While newly elected Florida Gov. Rick Scott’s ideas for education have gotten more attention than his ideas for health care, he made during his inaugural speech Tuesday what could be considered an egalitarian argument for choices in medical delivery.
In the same breath that the Republican governor called for the “maximum amount of choice” in education, he demanded that government stop treating patients “like interchangeable parts on an assembly line.”
Patients want to be treated as individuals … choosing their own doctors and making their own decisions in consultation with those doctors … The very wealthy will always have plenty of options. But most Floridians have far too little say in how their children are educated or how health care services are provided.
This speaks to the intriguing intellectual continuum represented in two equally polarizing public policy debates.
There aren’t many people in the mainstream who would quibble with Scott’s call to give low-income families opportunities to choose the right doctor and to make decisions in consultation with those doctors. But in the arena of education those options tend to take on an entirely different character. Though we may feel low-income parents should have the freedom to choose their children’s doctors we are not sure whether that should extend to their children’s schools or teachers.
In virtually every area of life but K-12 education, low-income citizens receiving public support are empowered to choose from government-approved private providers. And that middle ground in health care is generally seen as the nexus in the debate over health care reform.
Efforts to revamp our nation’s health care system have jumpstarted some volatile policy debates, but those discussions have yielded highly complex positions supporting options along a lengthy continuum of proposals. To be sure, those on the far left would fantasize about government-run and government-operated health care and those on the far right would advocate cutting government out of an entirely market-driven system. Most Americans and most policy makers, however, take a variety of positions in the middle 50 percent and keep their debates among a range of choices and a range of regulatory requirements. Most Americans are also perfectly comfortable with a Medicare single-payer plan that allows seniors options in choosing their doctors.

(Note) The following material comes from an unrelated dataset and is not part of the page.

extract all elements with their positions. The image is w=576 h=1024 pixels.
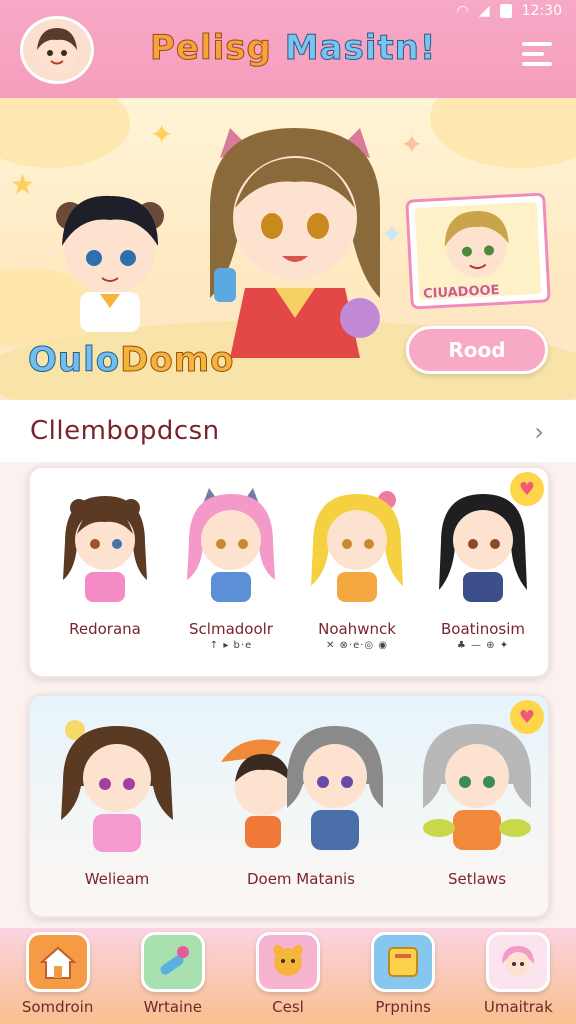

Even ardent opponents of President Obama’s health care reform efforts are divided on whether, or how much, to repeal the law, according to a recent Washington Post-ABC News poll. Nearly 40 percent of those polled who oppose the law want to take a “wait and see” approach before repealing it. Even those who favor an immediate repeal are split into two camps: Those who want to kill the whole law and those who want to roll back only parts of it.
But those shades of gray rarely make it into the debate over reforming public education. And when they do, they typically elicit a head-turning reaction, as exemplified by an Atlantic Monthly interviewer surprised by Arianna Huffington’s support for a “single-payer” model for education.
Huffington, one of the world’s most celebrated liberals, responded:
As far as single-payer education goes, what is important, and the reason I called it “single payer,” is that progressives love single-payer health care. This is the same principle. No one in single payer health care is proposing that the government actually provide the health care. By the same principle, why shouldn’t the government provide the funds, and then multiple providers can actually provide the education?